Мочащийся пролетарий, и душу на блюде несёт к обеду идущих лет. И тихим целующим шпал колени обнимет мне шею колесо паровоза.
Надо торопиться.
Шарф — 2 штуки, шапка — 1, трусы — 3 пары, лифчиков — 2, а ещё придёт дьятченко-сороковников с кальсонами — 5 штук и письмом от Феодора Мопсуэстийского.
Сгоревший дом продолжает тлеть. Ветра нет. Дым поднимается по прямой, вертикально. Мерцают Большая Медведица с Малой. Подмигивают. Смотрю и грустно. Умиление и заплакал.
Верочка, не увидимся мы с тобой, но… В Средние века торговые пути вели из стран Востока в Лондон через Брюгге. А лелис — ночная птица, любит сосны и вырубки.
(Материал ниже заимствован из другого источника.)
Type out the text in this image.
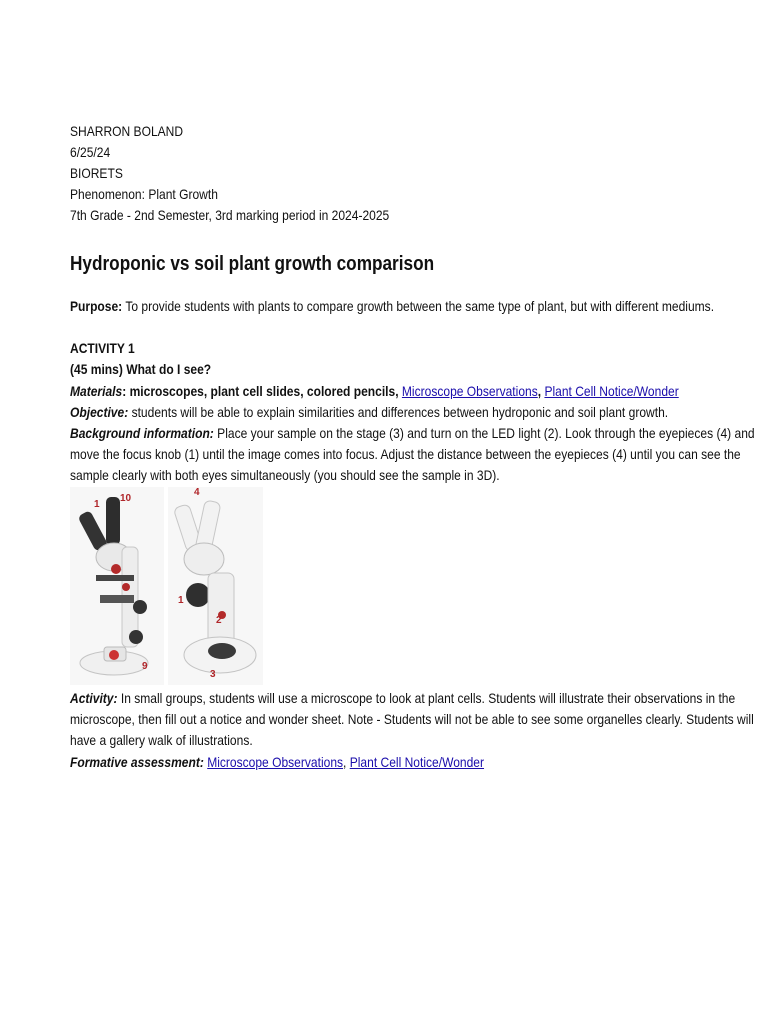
SHARRON BOLAND
6/25/24
BIORETS
Phenomenon: Plant Growth
7th Grade - 2nd Semester, 3rd marking period in 2024-2025
Hydroponic vs soil plant growth comparison
Purpose: To provide students with plants to compare growth between the same type of plant, but with different mediums.
ACTIVITY 1
(45 mins) What do I see?
Materials: microscopes, plant cell slides, colored pencils, Microscope Observations, Plant Cell Notice/Wonder
Objective: students will be able to explain similarities and differences between hydroponic and soil plant growth.
Background information: Place your sample on the stage (3) and turn on the LED light (2). Look through the eyepieces (4) and
move the focus knob (1) until the image comes into focus. Adjust the distance between the eyepieces (4) until you can see the
sample clearly with both eyes simultaneously (you should see the sample in 3D).
1
10
9
4
1
2
3
Activity: In small groups, students will use a microscope to look at plant cells. Students will illustrate their observations in the
microscope, then fill out a notice and wonder sheet. Note - Students will not be able to see some organelles clearly. Students will
have a gallery walk of illustrations.
Formative assessment: Microscope Observations, Plant Cell Notice/Wonder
По ночам сидит на дорогах. Смотрит на луну. Красиво.
Ходил сквозь стены. Познакомился с Пантыкиным из Верхней Бушмы. Обрадовался страшно. Одинокий и поговорить не с кем. Спасается в нише для жизни. Персонально нашёл. Называется У-шу. Теория и практика. Тридцать шесть упражнений согласно уставу. Наносишь удар — получаешь в ответ. За всё воздаяние, — объясняет. Получил и пребываешь в созерцании. Живое убивать запрещается.
Вернулся к себе. Чуть не застрял в стене. Но прошёл. Долго думал. Живое убивать запрещается. Но убивают. Тьма кромешная, один фонарь, и тот погас. Плакал и горько вздыхал.
Вспомнил немцев. Шлегели, Шамиссо, Шторм, Штифтер. Все на «ша». У немцев всегда так. Не на «ша» только Манны и Гёте с Гофманом.
Слушать крик петухов, лай собак и не посещать никого до старости и смерти. Летние заметки из зимнего подполья, врата восприятия в шутовском хороводе и марек хласко с красивыми двадцатилетними.
Я — неверный, вспыльчивый, одержимый клоакой. Пространство сузилось, стало оседать небо. Ветер сгребал и разбрасывал жёлтое и красное. Они лежали на панели…
Давно не ходил сквозь стены. Плакал редко. Читал. Выписал для памяти:
Записки сумасшедшего.
Исходящая № 37. Дневник заведующего канцелярией.
Записки психопата.
Шина. Сумасшедшие записки о деяниях Божиих, совершённых литературным жителем по имени Ю. Вэ.
Сравнивал и анализировал. Состояния, реакции и поступки. Пришёл к выводу: у меня другое и не имеет отношения.
Перевернул страницу и вспомнил: море, море, море. Так кричали когда-то у… сержанты и рядовые. Нанялись для битвы и возвести на трон. Не вышло. Пришлось заняться восхождением. Взошли не все. Кому повезло, увидели море. Отсюда и крик. Вошёл в историю и стал знаменит. Часто повторяется. Я тоже часто.
А в Афинах случилась чума. И многие перемёрли. К тому же во время войны. Особенно трудно противостоять. Вели бои за место на берегу. Чтоб сжечь близкого и родного. Было не до пелопонесской. И птицы покинули город. А я остался.